さて、朝の天気予報によると、ペルシャ湾岸のアフワズ地方を除いてみな712℃と寒い(アフワズは20℃代)。ただ、これが最低気温なのか最高気温なのか、朝の実況なのか昼間の予想気温なのか、区別がつかなかった。

 そして、昨日も今日も「ガンバの大冒険」の最終回をやっている。

 

【トルコをめざし、西へ】

 11時にチェックアウトし、市バスに乗り込んでテルミナルへ向かう。バスは混んでおり、ユウコは次のバスに回されてしまった。テルミナルで待ち合わせ、12時。しかし13時発のマクー行きのチケットは売り切れ! 仕方なく次のバスのチケットを買う。14時半まで待つ羽目になってしまった。ところが13時に出るというバスを恨めしく乗り場で見ていると、その直前に、やはりマクー行きの別のバスが出ていった。しかも空席がある。チケットを買っていなければ飛び乗ることもできたが・・・慌てて買ったのは失敗だったか。

 

【国境の町、マクーにて一泊】

 マクーまでの道は山がちかと思っていたが、そうでもない。乾燥地ではあるが、併走する川の周囲は農耕地になっており、ここでも放牧された牛や羊が呑気に草を食んでいる。並木のポプラはすっかり葉を落とし、羊はまるまると太り、冬が近いことを感じさせる。

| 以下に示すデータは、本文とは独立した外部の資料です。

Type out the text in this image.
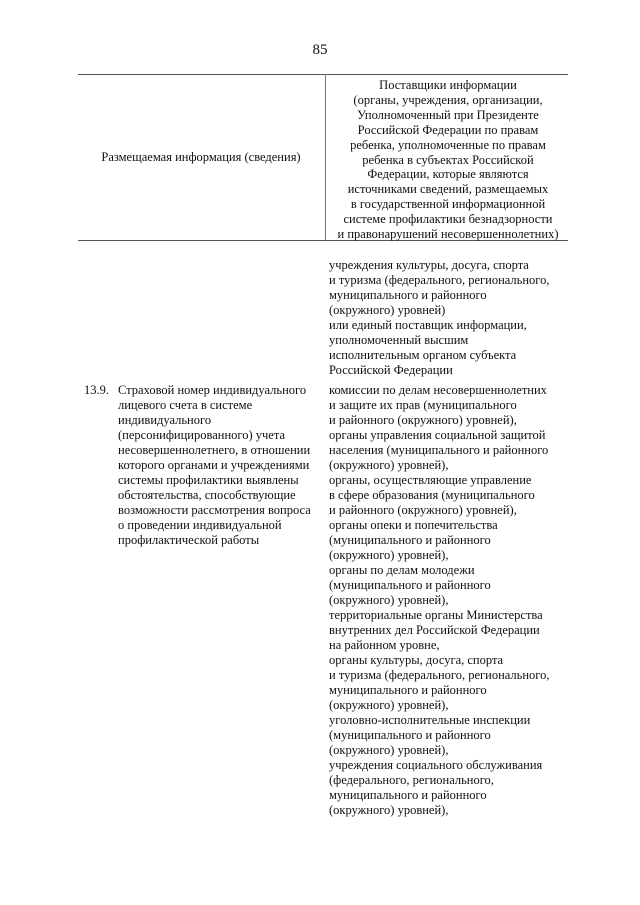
85
Размещаемая информация (сведения)
Поставщики информации
(органы, учреждения, организации,
Уполномоченный при Президенте
Российской Федерации по правам
ребенка, уполномоченные по правам
ребенка в субъектах Российской
Федерации, которые являются
источниками сведений, размещаемых
в государственной информационной
системе профилактики безнадзорности
и правонарушений несовершеннолетних)
учреждения культуры, досуга, спорта
и туризма (федерального, регионального,
муниципального и районного
(окружного) уровней)
или единый поставщик информации,
уполномоченный высшим
исполнительным органом субъекта
Российской Федерации
13.9. Страховой номер индивидуального
лицевого счета в системе
индивидуального
(персонифицированного) учета
несовершеннолетнего, в отношении
которого органами и учреждениями
системы профилактики выявлены
обстоятельства, способствующие
возможности рассмотрения вопроса
о проведении индивидуальной
профилактической работы
комиссии по делам несовершеннолетних
и защите их прав (муниципального
и районного (окружного) уровней),
органы управления социальной защитой
населения (муниципального и районного
(окружного) уровней),
органы, осуществляющие управление
в сфере образования (муниципального
и районного (окружного) уровней),
органы опеки и попечительства
(муниципального и районного
(окружного) уровней),
органы по делам молодежи
(муниципального и районного
(окружного) уровней),
территориальные органы Министерства
внутренних дел Российской Федерации
на районном уровне,
органы культуры, досуга, спорта
и туризма (федерального, регионального,
муниципального и районного
(окружного) уровней),
уголовно-исполнительные инспекции
(муниципального и районного
(окружного) уровней),
учреждения социального обслуживания
(федерального, регионального,
муниципального и районного
(окружного) уровней),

 マクーには泊まらず、このまま国境を越えてしまおうと思っていたのだが、「これだと国境を越えるころには暗くなってしまうね」とユウコが言う。そうするとアララト山が見えない。それはあまりにも勿体ないので、マクーに1泊することにした。これで明日イランを出れば、30日有効のツーリストビザをキッチリ使い切る格好になる。「アラーの神が『ゆっくりしていけ』と言っているんだよ」とユウコ。

 ホテル・アルヴァンドに泊まる。シャワー・トイレ共同とのことだが、今夜は断水のためシャワーは浴びられない。値段を聞く前に確認しなかったので、ちょっと割高だったかと思う。夕食は今日もチキンとケーキ。「ビールは明日にお預けだね」とユウコが笑う。僕よりも、彼女のほうが楽しみにしているようだ。

 ユウコのスカーフ、ワンピース姿、そして僕のヒゲ面も、明日国境を越えればおしまいだ。部屋で記念撮影をおこなった。